Union leaders in Rochester say their relationship with Brizard became strained as he sought to expand charter schools and institute merit pay. “Rather than understanding and valuing the collective wisdom of teachers and parents, he proceeded with his reforms so he was doing it to teachers and not with teachers, to parents and not with parents,” said Rochester Teachers Association president Adam Urbanski.

“I’m a little puzzled as to what went into the thinking for Chicago. If you want a leader, and you select someone with a no confidence vote of teachers?” Urbanski said. “One can only hope that he learned from his mistakes.”

The CTU’s Sharkey said Chicago teachers will try to keep an open mind about Brizard. “We hope that his past practice does not predict the future,” he said.

Promoters of charters schools in Illinois expressed the opposite wish. Andrew Broy, president of the Illinois Network of Charter Schools, said Brizard shows a “willingness to make tough decisions even if it doesn’t please labor.”

Brizard will also have to attack looming budget problems and institute major changes to the system all while learning how Chicago works. Since 1995, CPS has had chief executives steeped in the city’s politics. Paul Vallas had served as Mayor Richard M. Daley’s budget director. Arne Duncan, a Chicago native, worked inside CPS before heading the system. Ron Huberman, a former mayoral chief of staff, also headed the Chicago Transit Authority.

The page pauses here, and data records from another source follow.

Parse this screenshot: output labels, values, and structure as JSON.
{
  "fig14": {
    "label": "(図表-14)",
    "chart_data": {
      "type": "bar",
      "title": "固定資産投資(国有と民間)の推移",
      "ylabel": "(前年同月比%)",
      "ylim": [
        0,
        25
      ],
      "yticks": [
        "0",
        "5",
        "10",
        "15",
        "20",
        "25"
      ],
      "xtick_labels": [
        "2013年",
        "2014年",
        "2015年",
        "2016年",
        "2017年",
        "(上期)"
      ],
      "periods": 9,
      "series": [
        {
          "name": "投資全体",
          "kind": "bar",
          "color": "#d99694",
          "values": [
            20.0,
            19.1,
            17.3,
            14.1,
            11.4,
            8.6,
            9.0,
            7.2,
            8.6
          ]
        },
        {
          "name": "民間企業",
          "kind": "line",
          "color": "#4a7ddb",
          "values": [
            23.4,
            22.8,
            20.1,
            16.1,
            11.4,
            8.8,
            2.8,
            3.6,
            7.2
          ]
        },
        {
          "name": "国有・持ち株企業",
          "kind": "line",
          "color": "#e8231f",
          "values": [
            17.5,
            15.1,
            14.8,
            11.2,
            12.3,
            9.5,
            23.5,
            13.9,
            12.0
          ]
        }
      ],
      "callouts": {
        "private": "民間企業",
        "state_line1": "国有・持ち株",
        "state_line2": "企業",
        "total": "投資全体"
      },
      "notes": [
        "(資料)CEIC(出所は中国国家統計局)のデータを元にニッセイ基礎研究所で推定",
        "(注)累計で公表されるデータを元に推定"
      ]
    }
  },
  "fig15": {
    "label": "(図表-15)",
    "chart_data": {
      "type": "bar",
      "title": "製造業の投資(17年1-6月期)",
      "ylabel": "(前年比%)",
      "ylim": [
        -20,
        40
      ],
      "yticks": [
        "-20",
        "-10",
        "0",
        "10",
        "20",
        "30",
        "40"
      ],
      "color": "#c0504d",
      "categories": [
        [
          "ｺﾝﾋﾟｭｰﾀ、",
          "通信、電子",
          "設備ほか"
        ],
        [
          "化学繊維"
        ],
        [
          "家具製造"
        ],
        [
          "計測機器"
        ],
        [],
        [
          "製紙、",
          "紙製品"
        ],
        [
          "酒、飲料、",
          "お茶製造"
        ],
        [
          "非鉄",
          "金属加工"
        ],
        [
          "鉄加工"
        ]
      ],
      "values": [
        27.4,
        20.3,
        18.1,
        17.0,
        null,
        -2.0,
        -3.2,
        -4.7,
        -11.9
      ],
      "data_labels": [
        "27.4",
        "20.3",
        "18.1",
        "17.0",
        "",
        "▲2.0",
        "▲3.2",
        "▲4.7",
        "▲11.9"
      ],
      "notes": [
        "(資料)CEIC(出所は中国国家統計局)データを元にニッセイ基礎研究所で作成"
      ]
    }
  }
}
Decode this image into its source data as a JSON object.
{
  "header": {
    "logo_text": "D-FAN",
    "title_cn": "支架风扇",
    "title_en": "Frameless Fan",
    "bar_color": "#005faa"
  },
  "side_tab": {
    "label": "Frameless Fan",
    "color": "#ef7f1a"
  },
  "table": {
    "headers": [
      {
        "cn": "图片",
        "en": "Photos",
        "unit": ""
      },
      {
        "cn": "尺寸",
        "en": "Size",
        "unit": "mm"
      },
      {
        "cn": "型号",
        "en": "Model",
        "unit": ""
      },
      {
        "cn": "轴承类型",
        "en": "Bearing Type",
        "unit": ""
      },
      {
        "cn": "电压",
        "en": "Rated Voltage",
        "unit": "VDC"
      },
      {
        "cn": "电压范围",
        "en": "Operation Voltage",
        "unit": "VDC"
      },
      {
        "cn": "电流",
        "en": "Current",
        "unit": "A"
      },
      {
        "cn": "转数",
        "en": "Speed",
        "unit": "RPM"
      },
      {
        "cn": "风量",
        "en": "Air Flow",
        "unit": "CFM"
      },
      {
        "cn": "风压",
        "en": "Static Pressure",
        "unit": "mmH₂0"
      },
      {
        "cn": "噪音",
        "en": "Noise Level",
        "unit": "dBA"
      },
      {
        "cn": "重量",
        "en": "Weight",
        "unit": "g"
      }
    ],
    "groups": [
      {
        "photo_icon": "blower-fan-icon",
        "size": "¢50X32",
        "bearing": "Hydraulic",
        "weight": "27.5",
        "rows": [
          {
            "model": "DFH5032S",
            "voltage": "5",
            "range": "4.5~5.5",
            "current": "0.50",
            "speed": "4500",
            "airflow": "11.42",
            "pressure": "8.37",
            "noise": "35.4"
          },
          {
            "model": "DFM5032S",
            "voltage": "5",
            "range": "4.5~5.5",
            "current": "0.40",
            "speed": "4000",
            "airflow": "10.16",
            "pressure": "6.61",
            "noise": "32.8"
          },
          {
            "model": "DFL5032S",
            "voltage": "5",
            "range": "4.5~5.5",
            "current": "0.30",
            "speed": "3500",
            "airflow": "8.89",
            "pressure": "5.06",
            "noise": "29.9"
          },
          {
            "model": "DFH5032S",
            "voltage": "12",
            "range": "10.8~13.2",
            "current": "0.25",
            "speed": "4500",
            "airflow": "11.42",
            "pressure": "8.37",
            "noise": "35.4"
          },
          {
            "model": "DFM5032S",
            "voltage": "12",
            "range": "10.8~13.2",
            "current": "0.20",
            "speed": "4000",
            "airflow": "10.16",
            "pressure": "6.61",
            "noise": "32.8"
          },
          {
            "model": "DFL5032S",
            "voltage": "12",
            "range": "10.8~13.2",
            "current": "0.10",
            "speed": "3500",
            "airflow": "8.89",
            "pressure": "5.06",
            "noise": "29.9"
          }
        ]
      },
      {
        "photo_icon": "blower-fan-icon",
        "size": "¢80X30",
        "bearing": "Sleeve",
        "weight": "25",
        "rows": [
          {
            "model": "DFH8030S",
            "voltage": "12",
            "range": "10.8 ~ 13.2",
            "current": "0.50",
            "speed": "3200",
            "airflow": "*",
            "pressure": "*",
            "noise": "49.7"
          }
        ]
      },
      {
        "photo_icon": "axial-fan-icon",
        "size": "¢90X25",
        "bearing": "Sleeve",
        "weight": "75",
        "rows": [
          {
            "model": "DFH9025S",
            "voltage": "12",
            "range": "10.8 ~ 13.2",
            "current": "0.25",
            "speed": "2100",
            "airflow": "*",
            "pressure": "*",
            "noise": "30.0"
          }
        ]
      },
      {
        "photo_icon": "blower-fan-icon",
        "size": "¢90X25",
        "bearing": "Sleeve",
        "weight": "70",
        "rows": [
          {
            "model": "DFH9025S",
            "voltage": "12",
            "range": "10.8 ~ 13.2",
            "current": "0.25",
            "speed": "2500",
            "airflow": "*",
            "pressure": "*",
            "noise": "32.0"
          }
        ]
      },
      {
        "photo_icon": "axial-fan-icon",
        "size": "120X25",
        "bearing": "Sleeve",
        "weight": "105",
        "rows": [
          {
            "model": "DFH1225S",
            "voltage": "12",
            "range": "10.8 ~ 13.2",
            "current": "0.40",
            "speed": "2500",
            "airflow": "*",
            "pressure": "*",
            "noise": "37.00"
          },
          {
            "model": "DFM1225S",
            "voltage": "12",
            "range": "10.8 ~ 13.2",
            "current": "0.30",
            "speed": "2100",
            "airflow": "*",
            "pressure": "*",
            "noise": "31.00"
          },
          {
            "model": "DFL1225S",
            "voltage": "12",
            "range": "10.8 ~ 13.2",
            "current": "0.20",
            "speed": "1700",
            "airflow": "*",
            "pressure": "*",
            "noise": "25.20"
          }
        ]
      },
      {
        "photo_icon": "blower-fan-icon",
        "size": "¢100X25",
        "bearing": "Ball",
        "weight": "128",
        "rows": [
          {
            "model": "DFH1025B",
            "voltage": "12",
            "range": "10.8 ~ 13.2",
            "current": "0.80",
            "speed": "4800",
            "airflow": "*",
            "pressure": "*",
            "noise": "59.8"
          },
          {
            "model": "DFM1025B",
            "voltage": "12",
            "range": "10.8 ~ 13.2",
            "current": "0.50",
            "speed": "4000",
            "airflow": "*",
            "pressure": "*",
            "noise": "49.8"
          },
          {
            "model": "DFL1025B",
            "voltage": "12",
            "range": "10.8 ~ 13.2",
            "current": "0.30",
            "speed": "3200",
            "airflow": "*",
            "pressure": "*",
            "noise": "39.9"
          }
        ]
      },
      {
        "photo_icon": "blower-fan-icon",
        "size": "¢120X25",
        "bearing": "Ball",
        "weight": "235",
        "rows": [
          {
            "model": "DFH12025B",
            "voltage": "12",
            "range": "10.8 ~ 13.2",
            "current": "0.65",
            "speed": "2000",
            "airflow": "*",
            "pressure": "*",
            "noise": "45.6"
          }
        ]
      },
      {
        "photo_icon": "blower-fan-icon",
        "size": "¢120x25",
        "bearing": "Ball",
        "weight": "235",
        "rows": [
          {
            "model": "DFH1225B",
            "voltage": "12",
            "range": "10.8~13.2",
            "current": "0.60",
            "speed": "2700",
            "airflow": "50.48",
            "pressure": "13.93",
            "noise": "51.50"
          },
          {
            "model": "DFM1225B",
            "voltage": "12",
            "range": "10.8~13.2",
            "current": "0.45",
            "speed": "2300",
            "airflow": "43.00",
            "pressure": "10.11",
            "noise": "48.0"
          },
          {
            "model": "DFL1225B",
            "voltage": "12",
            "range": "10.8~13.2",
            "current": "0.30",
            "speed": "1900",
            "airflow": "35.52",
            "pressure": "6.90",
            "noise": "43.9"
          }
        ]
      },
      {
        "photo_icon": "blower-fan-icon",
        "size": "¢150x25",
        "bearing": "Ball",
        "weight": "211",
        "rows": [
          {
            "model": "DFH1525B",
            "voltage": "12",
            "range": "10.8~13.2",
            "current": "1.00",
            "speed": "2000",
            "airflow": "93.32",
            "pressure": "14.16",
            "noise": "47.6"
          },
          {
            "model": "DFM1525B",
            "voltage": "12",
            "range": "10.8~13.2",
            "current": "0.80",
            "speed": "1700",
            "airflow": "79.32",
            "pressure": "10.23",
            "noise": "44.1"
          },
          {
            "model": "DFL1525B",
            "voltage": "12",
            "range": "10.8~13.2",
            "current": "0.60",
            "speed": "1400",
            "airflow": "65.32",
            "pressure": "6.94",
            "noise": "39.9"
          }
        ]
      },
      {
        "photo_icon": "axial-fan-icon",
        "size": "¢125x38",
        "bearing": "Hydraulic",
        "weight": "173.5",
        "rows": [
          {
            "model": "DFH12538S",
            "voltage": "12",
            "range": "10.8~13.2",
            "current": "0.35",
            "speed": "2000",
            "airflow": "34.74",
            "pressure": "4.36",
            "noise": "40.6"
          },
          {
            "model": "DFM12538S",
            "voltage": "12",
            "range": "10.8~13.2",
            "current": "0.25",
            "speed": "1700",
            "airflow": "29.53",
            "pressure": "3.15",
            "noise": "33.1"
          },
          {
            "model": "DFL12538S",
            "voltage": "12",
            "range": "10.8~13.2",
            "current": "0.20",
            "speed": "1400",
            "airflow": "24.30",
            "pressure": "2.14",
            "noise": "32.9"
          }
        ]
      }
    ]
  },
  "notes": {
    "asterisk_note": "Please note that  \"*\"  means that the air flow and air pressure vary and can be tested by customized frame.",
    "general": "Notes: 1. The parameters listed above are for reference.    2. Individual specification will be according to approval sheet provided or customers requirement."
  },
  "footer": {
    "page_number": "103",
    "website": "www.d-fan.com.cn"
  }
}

Emanuel’s choices for a new school board would surround Brizard with people who know how to navigate the system. David Vitale, Elizabeth Swanson and Penny Pritzker are familiar faces in Chicago’s corporate and education reform communities.

In revealing his board choices, Emanuel acknowledged that the school board will play a role.

“The challenges facing the Chicago public school system are great, and addressing them will take much more than a single law or a single person,” Emanuel said.

Still, parents and community groups are hopeful the new administrative team and board will engage outside of the board room and CPS headquarters. Patricia O’Keefe, a CPS parent and organizer for parent organization Raise Your Hand, said the board appointees are a powerful group of people. “But if they don’t bring everyone along with them, the children are going to lose. You just can’t bulldoze your way through it,” she said.

Brizard still has to exit his job in Rochester before he can get to work in Chicago. On Monday, Brizard sent a letter to the Rochester district saying he would resign by the end of the school year. In that letter, Brizard listed what he saw as the district’s accomplishments in his three years there: closing under-performing schools, opening five new schools, moving the district in alignment with the National Common Core Standards, significantly cutting down on out-of-school suspensions, and giving principals more control of their budgets.

Over the weekend, as rumor spread Brizard was under consideration for the Chicago job, four members of the Rochester school board who recently signed a new contract with Brizard appealed to him in the local newspaper to not abandon the work he had started in Rochester. Board members scheduled an executive session Monday night at which they were expected to discuss Brizard’s future.

Once Emanuel takes office and the board makes his appointments, “it’ll be interesting to see how he’s received,” said Robin Steans, executive director of Advance Illinois, an education reform group. “It’s in everybody’s interest to see him be successful.”